David at The Sparse Matrix provides a Cliff's Notes version of the debate between Professor Bainbridge and I over the House GOP rule change.

He then concludes we're both wrong.


I'd love to say he's wrong about politics, but, alas, I cannot.


Commonwealth Conservative: Worth a Visit

If you are interested in Virginia politics, as we DC-area conservatives tend to be, this blog may interest you.

Actually, it may interest you even if you don't care about Virginia politics.


Chocolate as Cough Medicine

Will this be coming soon to your druggist's shelves? Hershey's Chocolate Cough Syrup.


Another Horror Story

How many babies are going to die horribly in Texas (and elsewhere) before people take post-partum depression seriously?

Death penalty.


CBS: No DeLay Indictment

CBS News reports (almost sounds like the beginning of a joke, doesn't it?) that all the kerfluffle about the House GOP changing its rules for Tom DeLay was just that: Kerfluffle.

Says CBS:

The powerful GOP chieftain is unlikely to be indicted by a state grand jury probing alleged campaign finance violations in Texas, according to an official involved in the investigation.

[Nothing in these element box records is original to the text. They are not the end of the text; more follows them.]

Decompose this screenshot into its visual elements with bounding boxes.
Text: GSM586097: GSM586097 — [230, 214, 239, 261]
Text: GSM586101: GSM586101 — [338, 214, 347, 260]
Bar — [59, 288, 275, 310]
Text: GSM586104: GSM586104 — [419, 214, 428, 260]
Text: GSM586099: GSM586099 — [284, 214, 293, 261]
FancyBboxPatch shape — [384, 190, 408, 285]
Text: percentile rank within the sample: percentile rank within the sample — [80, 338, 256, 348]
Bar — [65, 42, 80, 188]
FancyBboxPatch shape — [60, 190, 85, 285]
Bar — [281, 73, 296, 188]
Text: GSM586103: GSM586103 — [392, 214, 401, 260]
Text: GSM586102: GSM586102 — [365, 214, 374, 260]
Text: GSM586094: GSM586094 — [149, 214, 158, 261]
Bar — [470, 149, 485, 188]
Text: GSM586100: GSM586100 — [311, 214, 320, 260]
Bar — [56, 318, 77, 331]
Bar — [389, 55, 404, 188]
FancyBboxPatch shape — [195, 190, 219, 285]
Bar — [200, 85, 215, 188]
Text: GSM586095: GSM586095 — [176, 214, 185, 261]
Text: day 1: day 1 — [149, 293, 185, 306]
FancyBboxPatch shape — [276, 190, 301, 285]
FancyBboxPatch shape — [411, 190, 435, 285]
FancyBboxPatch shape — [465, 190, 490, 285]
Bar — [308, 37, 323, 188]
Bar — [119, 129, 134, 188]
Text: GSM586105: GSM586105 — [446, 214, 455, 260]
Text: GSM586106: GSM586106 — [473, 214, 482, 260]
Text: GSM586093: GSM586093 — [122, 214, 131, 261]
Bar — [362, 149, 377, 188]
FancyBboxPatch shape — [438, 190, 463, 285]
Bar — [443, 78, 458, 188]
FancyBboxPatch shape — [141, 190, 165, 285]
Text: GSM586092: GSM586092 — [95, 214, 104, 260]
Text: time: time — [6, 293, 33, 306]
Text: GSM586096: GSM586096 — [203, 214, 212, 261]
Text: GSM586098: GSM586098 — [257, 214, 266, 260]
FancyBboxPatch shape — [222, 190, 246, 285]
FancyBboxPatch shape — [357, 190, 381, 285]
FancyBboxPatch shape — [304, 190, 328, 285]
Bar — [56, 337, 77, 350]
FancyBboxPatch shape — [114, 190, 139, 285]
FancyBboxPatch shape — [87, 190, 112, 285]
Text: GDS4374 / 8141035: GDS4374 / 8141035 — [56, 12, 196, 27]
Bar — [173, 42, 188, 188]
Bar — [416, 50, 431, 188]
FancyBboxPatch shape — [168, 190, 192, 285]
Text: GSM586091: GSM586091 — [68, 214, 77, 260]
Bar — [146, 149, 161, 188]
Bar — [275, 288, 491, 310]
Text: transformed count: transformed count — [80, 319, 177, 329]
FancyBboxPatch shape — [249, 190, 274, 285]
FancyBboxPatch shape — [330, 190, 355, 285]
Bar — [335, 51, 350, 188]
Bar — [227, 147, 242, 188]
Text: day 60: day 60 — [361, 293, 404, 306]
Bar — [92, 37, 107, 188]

"No, no, I really don't think DeLay will be indicted," the official told "And to be quite honest, [DeLay's] lawyers know that."
Of course, the source here is CBS, and a sidebar to the story uses the phrase "even if convicted by grand jury." Of course, grand jurys can't convict.

For what it is worth, however, I doubt he'll be indicted as well.

Addendum: Instapundit has some good CBS jokes up today.